Most general view at artificial neural networks
In the previous post I have explained what artificial neural networks (ANNs) are. However that only covered most common ANN architecture which consists of artificial neurons organized into layers. To truly understand what an ANN really is it is important to dive deep into a more general case. In general an ANN doesn’t have to have layers. It doesn’t even have to have neurons. It really is just a function that may be very complex.
All an ANN is doing is mapping inputs to outputs. Inputs and outputs are composed of real numbers. To make the input/output data easier to work with for humans/programmers/researchers the numbers can be grouped into vectors, matrices or tensors (A tensor is just a more general form of a matrix. While matrices have 2 dimensions a tensor may have any number of dimensions.). However it doesn’t really matter how the numbers are grouped because every matrix or tensor with specific dimensions can just be represented as a vector of specific length. Again: you can group the numbers any way you like but it doesn’t really matter from the mathematical standpoint.
ANNs can use any mathematical function but since the fundamental purpose of creating ANNs is having it automatically learn to convert inputs to appropriate outputs there is one important component that can be considered mandatory. The function needs to have parameters other than x1..xn (input) and y1..yk (output) which can be arbitrarily changed by the training process. In the image above you can see that there are parameters there called w1..wm. Those are not coming in with the input data but rather are part of the ANN itself. Those parameters are usually called “weights”. You can think of them as being the internal memory of the network. This is how the network remembers stuff. The output depends both on the input and the weights.
An ANN can be considered as “trained” if it produces “correct” output for a given input. What “correct” means is completely determined by humans who are trying to solve some specific problem (for example distinguish cat images from dog images). When the network is created the weights have random values. The network will most likely not produce correct responses in this state. The weights have to be adjusted so that the ANN function produces correct outputs.
That input to output mapping is achieved with a function that converts input numbers to output numbers. Surprisingly that is all an ANN really is. However in practice only functions having specific properties allow you to create an algorithm which trains such a network/function in a finite time and with finite resources and in a way that produces correct outputs when presented with specific inputs.

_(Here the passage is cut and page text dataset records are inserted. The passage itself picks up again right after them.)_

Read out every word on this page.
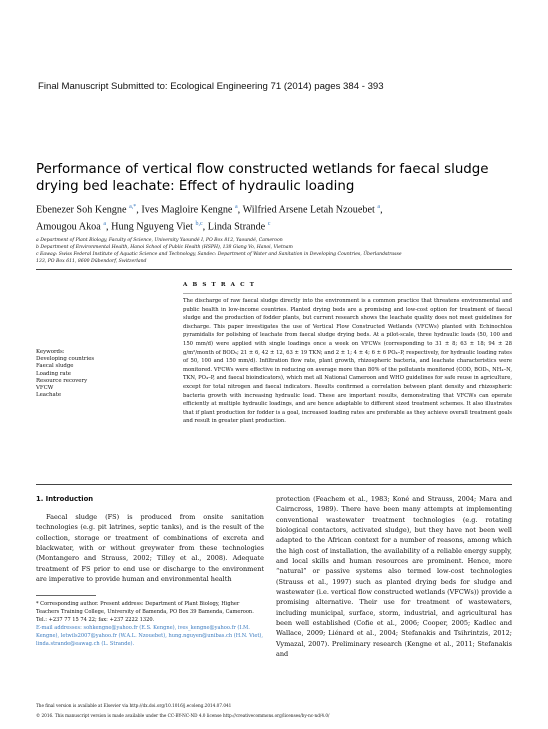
Final Manuscript Submitted to: Ecological Engineering 71 (2014) pages 384 - 393
Performance of vertical flow constructed wetlands for faecal sludge drying bed leachate: Effect of hydraulic loading
Ebenezer Soh Kengne $^{a,*}$, Ives Magloire Kengne $^a$, Wilfried Arsene Letah Nzouebet $^a$,
Amougou Akoa $^a$, Hung Nguyeng Viet $^{b,c}$, Linda Strande $^c$
a Department of Plant Biology, Faculty of Science, University Yaoundé I, PO Box 812, Yaoundé, Cameroon
b Department of Environmental Health, Hanoi School of Public Health (HSPH), 138 Giang Vo, Hanoi, Vietnam
c Eawag: Swiss Federal Institute of Aquatic Science and Technology, Sandec: Department of Water and Sanitation in Developing Countries, Überlandstrasse
133, PO Box 611, 8600 Dübendorf, Switzerland
A B S T R A C T
The discharge of raw faecal sludge directly into the environment is a common practice that threatens environmental and public health in low-income countries. Planted drying beds are a promising and low-cost option for treatment of faecal sludge and the production of fodder plants, but current research shows the leachate quality does not meet guidelines for discharge. This paper investigates the use of Vertical Flow Constructed Wetlands (VFCWs) planted with Echinochloa pyramidalis for polishing of leachate from faecal sludge drying beds. At a pilot-scale, three hydraulic loads (50, 100 and 150 mm/d) were applied with single loadings once a week on VFCWs (corresponding to 31 ± 8; 63 ± 18; 94 ± 28 g/m²/month of BOD₅; 21 ± 6, 42 ± 12, 63 ± 19 TKN; and 2 ± 1; 4 ± 4; 6 ± 6 PO₄–P, respectively, for hydraulic loading rates of 50, 100 and 150 mm/d). Infiltration flow rate, plant growth, rhizospheric bacteria, and leachate characteristics were monitored. VFCWs were effective in reducing on average more than 80% of the pollutants monitored (COD, BOD₅, NH₄–N, TKN, PO₄–P, and faecal bioindicators), which met all National Cameroon and WHO guidelines for safe reuse in agriculture, except for total nitrogen and faecal indicators. Results confirmed a correlation between plant density and rhizospheric bacteria growth with increasing hydraulic load. These are important results, demonstrating that VFCWs can operate efficiently at multiple hydraulic loadings, and are hence adaptable to different sized treatment schemes. It also illustrates that if plant production for fodder is a goal, increased loading rates are preferable as they achieve overall treatment goals and result in greater plant production.
Keywords:
Developing countries
Faecal sludge
Loading rate
Resource recovery
VFCW
Leachate
1. Introduction
Faecal sludge (FS) is produced from onsite sanitation technologies (e.g. pit latrines, septic tanks), and is the result of the collection, storage or treatment of combinations of excreta and blackwater, with or without greywater from these technologies (Montangero and Strauss, 2002; Tilley et al., 2008). Adequate treatment of FS prior to end use or discharge to the environment are imperative to provide human and environmental health
protection (Feachem et al., 1983; Koné and Strauss, 2004; Mara and Cairncross, 1989). There have been many attempts at implementing conventional wastewater treatment technologies (e.g. rotating biological contactors, activated sludge), but they have not been well adapted to the African context for a number of reasons, among which the high cost of installation, the availability of a reliable energy supply, and local skills and human resources are prominent. Hence, more “natural” or passive systems also termed low-cost technologies (Strauss et al., 1997) such as planted drying beds for sludge and wastewater (i.e. vertical flow constructed wetlands (VFCWs)) provide a promising alternative. Their use for treatment of wastewaters, including municipal, surface, storm, industrial, and agricultural has been well established (Cofie et al., 2006; Cooper, 2005; Kadlec and Wallace, 2009; Liénard et al., 2004; Stefanakis and Tsihrintzis, 2012; Vymazal, 2007). Preliminary research (Kengne et al., 2011; Stefanakis and
* Corresponding author. Present address: Department of Plant Biology, Higher Teachers Training College, University of Bamenda, PO Box 39 Bamenda, Cameroon. Tel.: +237 77 15 74 22; fax: +237 2222 1320.
E-mail addresses: sohkengne@yahoo.fr (E.S. Kengne), ives_kengne@yahoo.fr (I.M. Kengne), letwils2007@yahoo.fr (W.A.L. Nzouebet), hung.nguyen@unibas.ch (H.N. Viet), linda.strande@eawag.ch (L. Strande).
The final version is available at Elsevier via http://dx.doi.org/10.1016/j.ecoleng.2014.07.041
© 2016. This manuscript version is made available under the CC-BY-NC-ND 4.0 license http://creativecommons.org/licenses/by-nc-nd/4.0/
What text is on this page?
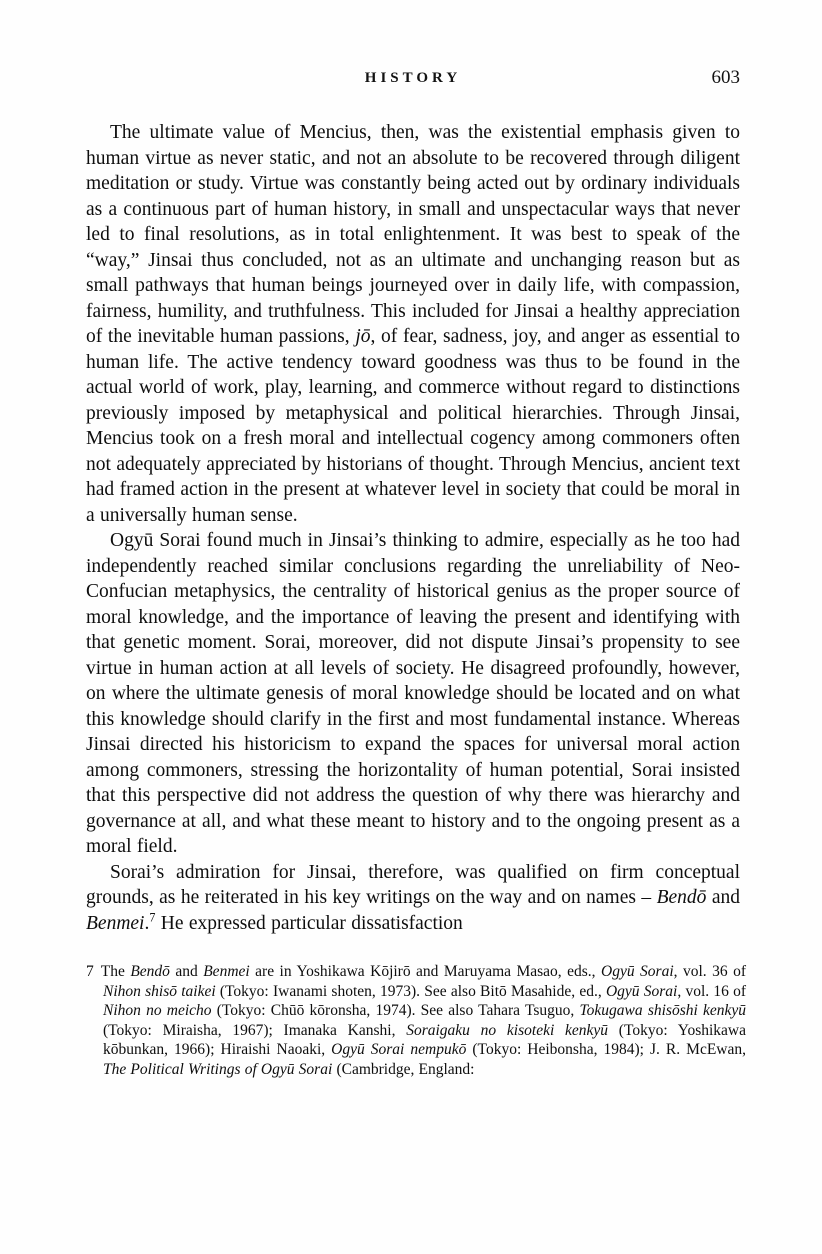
HISTORY	603

The ultimate value of Mencius, then, was the existential emphasis given to human virtue as never static, and not an absolute to be recovered through diligent meditation or study. Virtue was constantly being acted out by ordinary individuals as a continuous part of human history, in small and unspectacular ways that never led to final resolutions, as in total enlightenment. It was best to speak of the “way,” Jinsai thus concluded, not as an ultimate and unchanging reason but as small pathways that human beings journeyed over in daily life, with compassion, fairness, humility, and truthfulness. This included for Jinsai a healthy appreciation of the inevitable human passions, jō, of fear, sadness, joy, and anger as essential to human life. The active tendency toward goodness was thus to be found in the actual world of work, play, learning, and commerce without regard to distinctions previously imposed by metaphysical and political hierarchies. Through Jinsai, Mencius took on a fresh moral and intellectual cogency among commoners often not adequately appreciated by historians of thought. Through Mencius, ancient text had framed action in the present at whatever level in society that could be moral in a universally human sense.

Ogyū Sorai found much in Jinsai’s thinking to admire, especially as he too had independently reached similar conclusions regarding the unreliability of Neo-Confucian metaphysics, the centrality of historical genius as the proper source of moral knowledge, and the importance of leaving the present and identifying with that genetic moment. Sorai, moreover, did not dispute Jinsai’s propensity to see virtue in human action at all levels of society. He disagreed profoundly, however, on where the ultimate genesis of moral knowledge should be located and on what this knowledge should clarify in the first and most fundamental instance. Whereas Jinsai directed his historicism to expand the spaces for universal moral action among commoners, stressing the horizontality of human potential, Sorai insisted that this perspective did not address the question of why there was hierarchy and governance at all, and what these meant to history and to the ongoing present as a moral field.

Sorai’s admiration for Jinsai, therefore, was qualified on firm conceptual grounds, as he reiterated in his key writings on the way and on names – Bendō and Benmei.$^7$ He expressed particular dissatisfaction

7 The Bendō and Benmei are in Yoshikawa Kōjirō and Maruyama Masao, eds., Ogyū Sorai, vol. 36 of Nihon shisō taikei (Tokyo: Iwanami shoten, 1973). See also Bitō Masahide, ed., Ogyū Sorai, vol. 16 of Nihon no meicho (Tokyo: Chūō kōronsha, 1974). See also Tahara Tsuguo, Tokugawa shisōshi kenkyū (Tokyo: Miraisha, 1967); Imanaka Kanshi, Soraigaku no kisoteki kenkyū (Tokyo: Yoshikawa kōbunkan, 1966); Hiraishi Naoaki, Ogyū Sorai nempukō (Tokyo: Heibonsha, 1984); J. R. McEwan, The Political Writings of Ogyū Sorai (Cambridge, England:
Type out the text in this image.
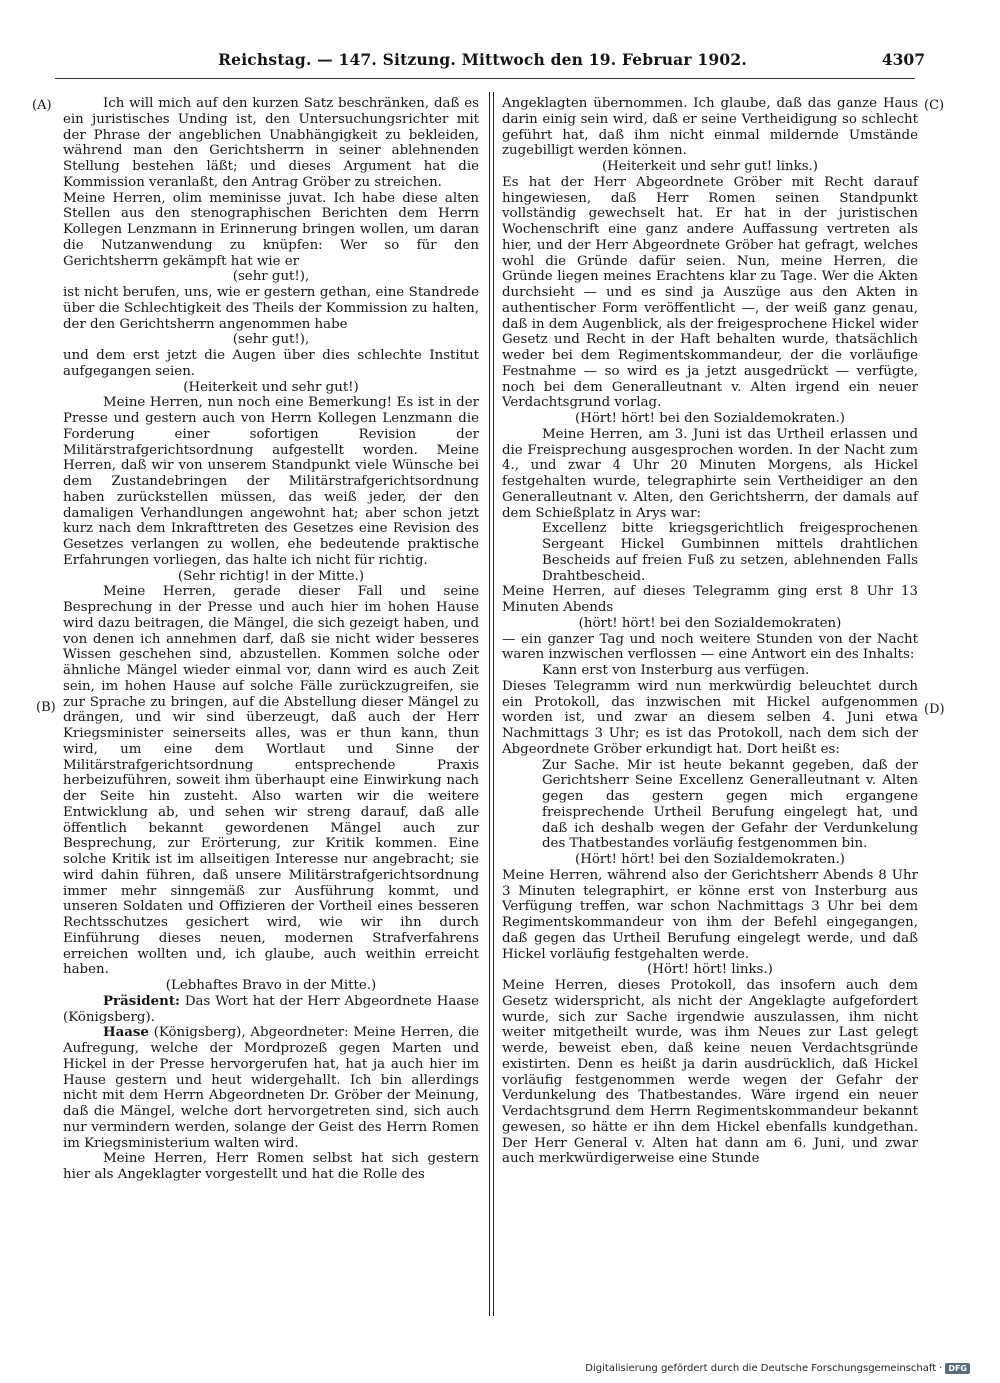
Reichstag. — 147. Sitzung. Mittwoch den 19. Februar 1902.	4307
(A)
(B)
(C)
(D)

Ich will mich auf den kurzen Satz beschränken, daß es ein juristisches Unding ist, den Untersuchungsrichter mit der Phrase der angeblichen Unabhängigkeit zu bekleiden, während man den Gerichtsherrn in seiner ablehnenden Stellung bestehen läßt; und dieses Argument hat die Kommission veranlaßt, den Antrag Gröber zu streichen.

Meine Herren, olim meminisse juvat. Ich habe diese alten Stellen aus den stenographischen Berichten dem Herrn Kollegen Lenzmann in Erinnerung bringen wollen, um daran die Nutzanwendung zu knüpfen: Wer so für den Gerichtsherrn gekämpft hat wie er

(sehr gut!),

ist nicht berufen, uns, wie er gestern gethan, eine Standrede über die Schlechtigkeit des Theils der Kommission zu halten, der den Gerichtsherrn angenommen habe

(sehr gut!),

und dem erst jetzt die Augen über dies schlechte Institut aufgegangen seien.

(Heiterkeit und sehr gut!)

Meine Herren, nun noch eine Bemerkung! Es ist in der Presse und gestern auch von Herrn Kollegen Lenzmann die Forderung einer sofortigen Revision der Militärstrafgerichtsordnung aufgestellt worden. Meine Herren, daß wir von unserem Standpunkt viele Wünsche bei dem Zustandebringen der Militärstrafgerichtsordnung haben zurückstellen müssen, das weiß jeder, der den damaligen Verhandlungen angewohnt hat; aber schon jetzt kurz nach dem Inkrafttreten des Gesetzes eine Revision des Gesetzes verlangen zu wollen, ehe bedeutende praktische Erfahrungen vorliegen, das halte ich nicht für richtig.

(Sehr richtig! in der Mitte.)

Meine Herren, gerade dieser Fall und seine Besprechung in der Presse und auch hier im hohen Hause wird dazu beitragen, die Mängel, die sich gezeigt haben, und von denen ich annehmen darf, daß sie nicht wider besseres Wissen geschehen sind, abzustellen. Kommen solche oder ähnliche Mängel wieder einmal vor, dann wird es auch Zeit sein, im hohen Hause auf solche Fälle zurückzugreifen, sie zur Sprache zu bringen, auf die Abstellung dieser Mängel zu drängen, und wir sind überzeugt, daß auch der Herr Kriegsminister seinerseits alles, was er thun kann, thun wird, um eine dem Wortlaut und Sinne der Militärstrafgerichtsordnung entsprechende Praxis herbeizuführen, soweit ihm überhaupt eine Einwirkung nach der Seite hin zusteht. Also warten wir die weitere Entwicklung ab, und sehen wir streng darauf, daß alle öffentlich bekannt gewordenen Mängel auch zur Besprechung, zur Erörterung, zur Kritik kommen. Eine solche Kritik ist im allseitigen Interesse nur angebracht; sie wird dahin führen, daß unsere Militärstrafgerichtsordnung immer mehr sinngemäß zur Ausführung kommt, und unseren Soldaten und Offizieren der Vortheil eines besseren Rechtsschutzes gesichert wird, wie wir ihn durch Einführung dieses neuen, modernen Strafverfahrens erreichen wollten und, ich glaube, auch weithin erreicht haben.

(Lebhaftes Bravo in der Mitte.)

Präsident: Das Wort hat der Herr Abgeordnete Haase (Königsberg).

Haase (Königsberg), Abgeordneter: Meine Herren, die Aufregung, welche der Mordprozeß gegen Marten und Hickel in der Presse hervorgerufen hat, hat ja auch hier im Hause gestern und heut widergehallt. Ich bin allerdings nicht mit dem Herrn Abgeordneten Dr. Gröber der Meinung, daß die Mängel, welche dort hervorgetreten sind, sich auch nur vermindern werden, solange der Geist des Herrn Romen im Kriegsministerium walten wird.

Meine Herren, Herr Romen selbst hat sich gestern hier als Angeklagter vorgestellt und hat die Rolle des

Angeklagten übernommen. Ich glaube, daß das ganze Haus darin einig sein wird, daß er seine Vertheidigung so schlecht geführt hat, daß ihm nicht einmal mildernde Umstände zugebilligt werden können.

(Heiterkeit und sehr gut! links.)

Es hat der Herr Abgeordnete Gröber mit Recht darauf hingewiesen, daß Herr Romen seinen Standpunkt vollständig gewechselt hat. Er hat in der juristischen Wochenschrift eine ganz andere Auffassung vertreten als hier, und der Herr Abgeordnete Gröber hat gefragt, welches wohl die Gründe dafür seien. Nun, meine Herren, die Gründe liegen meines Erachtens klar zu Tage. Wer die Akten durchsieht — und es sind ja Auszüge aus den Akten in authentischer Form veröffentlicht —, der weiß ganz genau, daß in dem Augenblick, als der freigesprochene Hickel wider Gesetz und Recht in der Haft behalten wurde, thatsächlich weder bei dem Regimentskommandeur, der die vorläufige Festnahme — so wird es ja jetzt ausgedrückt — verfügte, noch bei dem Generalleutnant v. Alten irgend ein neuer Verdachtsgrund vorlag.

(Hört! hört! bei den Sozialdemokraten.)

Meine Herren, am 3. Juni ist das Urtheil erlassen und die Freisprechung ausgesprochen worden. In der Nacht zum 4., und zwar 4 Uhr 20 Minuten Morgens, als Hickel festgehalten wurde, telegraphirte sein Vertheidiger an den Generalleutnant v. Alten, den Gerichtsherrn, der damals auf dem Schießplatz in Arys war:

Excellenz bitte kriegsgerichtlich freigesprochenen Sergeant Hickel Gumbinnen mittels drahtlichen Bescheids auf freien Fuß zu setzen, ablehnenden Falls Drahtbescheid.

Meine Herren, auf dieses Telegramm ging erst 8 Uhr 13 Minuten Abends

(hört! hört! bei den Sozialdemokraten)

— ein ganzer Tag und noch weitere Stunden von der Nacht waren inzwischen verflossen — eine Antwort ein des Inhalts:

Kann erst von Insterburg aus verfügen.

Dieses Telegramm wird nun merkwürdig beleuchtet durch ein Protokoll, das inzwischen mit Hickel aufgenommen worden ist, und zwar an diesem selben 4. Juni etwa Nachmittags 3 Uhr; es ist das Protokoll, nach dem sich der Abgeordnete Gröber erkundigt hat. Dort heißt es:

Zur Sache. Mir ist heute bekannt gegeben, daß der Gerichtsherr Seine Excellenz Generalleutnant v. Alten gegen das gestern gegen mich ergangene freisprechende Urtheil Berufung eingelegt hat, und daß ich deshalb wegen der Gefahr der Verdunkelung des Thatbestandes vorläufig festgenommen bin.

(Hört! hört! bei den Sozialdemokraten.)

Meine Herren, während also der Gerichtsherr Abends 8 Uhr 3 Minuten telegraphirt, er könne erst von Insterburg aus Verfügung treffen, war schon Nachmittags 3 Uhr bei dem Regimentskommandeur von ihm der Befehl eingegangen, daß gegen das Urtheil Berufung eingelegt werde, und daß Hickel vorläufig festgehalten werde.

(Hört! hört! links.)

Meine Herren, dieses Protokoll, das insofern auch dem Gesetz widerspricht, als nicht der Angeklagte aufgefordert wurde, sich zur Sache irgendwie auszulassen, ihm nicht weiter mitgetheilt wurde, was ihm Neues zur Last gelegt werde, beweist eben, daß keine neuen Verdachtsgründe existirten. Denn es heißt ja darin ausdrücklich, daß Hickel vorläufig festgenommen werde wegen der Gefahr der Verdunkelung des Thatbestandes. Wäre irgend ein neuer Verdachtsgrund dem Herrn Regimentskommandeur bekannt gewesen, so hätte er ihn dem Hickel ebenfalls kundgethan. Der Herr General v. Alten hat dann am 6. Juni, und zwar auch merkwürdigerweise eine Stunde

Digitalisierung gefördert durch die Deutsche Forschungsgemeinschaft · DFG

Most common practical characteristics of artificial neural networks
The truth is most mathematical functions are practically useless for solving any input to output mapping problem. There might be multiple reasons for this uselessness:
- The function might not have enough parameters to be able to hold all the information necessary to correctly map all the inputs into correct outputs. As I wrote before the weights are the internal memory of the network. If there aren’t enough weights then it might not be possible for the network to remember everything that is needed. It is therefore important to make sure the number of weights is sufficient.
- The function might be too simple to model the relationship between the input and the output. For example if the input of the network was two dimensional (it would consist of x1 and x2 only) you could think of any instance of the input as point on a plane. Let’s say you have red points and blue points on a plane and you want to return a number below 0.5 for red points and above 0.5 for blue points. If the function is linear (it produces values which lie on a straight line for all possible weights) then it will only work if red points can be separated from blue points with a straight line but for more complex cases a “curved” looking function may be needed. It is therefore important to make sure the function is complex enough so that there exist a set of weights where all inputs are mapped to correct outputs (with errors that are low enough to be satisfactory)
- A practical training algorithm may not exist for such a function. ANNs are trained by changing the weights slightly for given input or set of inputs in a way that makes the output closer to expected (this is famously called a “gradient descent”). A better way of training them is currently unknown. However this method is only possible if the function is differentiable in relation to all of its parameters. Intuitive explanation of what this means is that whenever any of the inputs or weights change by a very small amount then the output also has to change by a very small amount. In other words the output will change gradually when inputs or weights change gradually. This is a very important requirement because if it’s met then it allows us to gradually change the weights to get closer and closer to the correct output for a given input. Another thing it allows is figuring out how exactly to change the weights to get closer to a desired output. If this requirement was not met then a very small change in parameters might result in big and apparently random jump of the output values. In such case it may not be possible or practical to create or run a training algorithm that causes the network to converge at the right set of weights.
- Even if all of the above points are taken care of the function might still not be good enough either because training it would take unreasonable amount of computational power or because it was constructed in such a way that it is possible to reach only a local maximum when searching for the best possible set of weights by changing them gradually.
Since there are so many practical issues with using “any” function for constructing an ANN what people usually do is that they use the approach where they arrange artificial neurons into multiple layers. It turns out that it is easier to solve above issues in ANN architectures that are based on this idea. It is probably because there is so many research papers available that discuss solutions based on this architecture and many solutions to common issues are already figured out, well tested and documented. However it doesn’t mean that there doesn’t exist some completely different kind of architecture that would be even easier to train.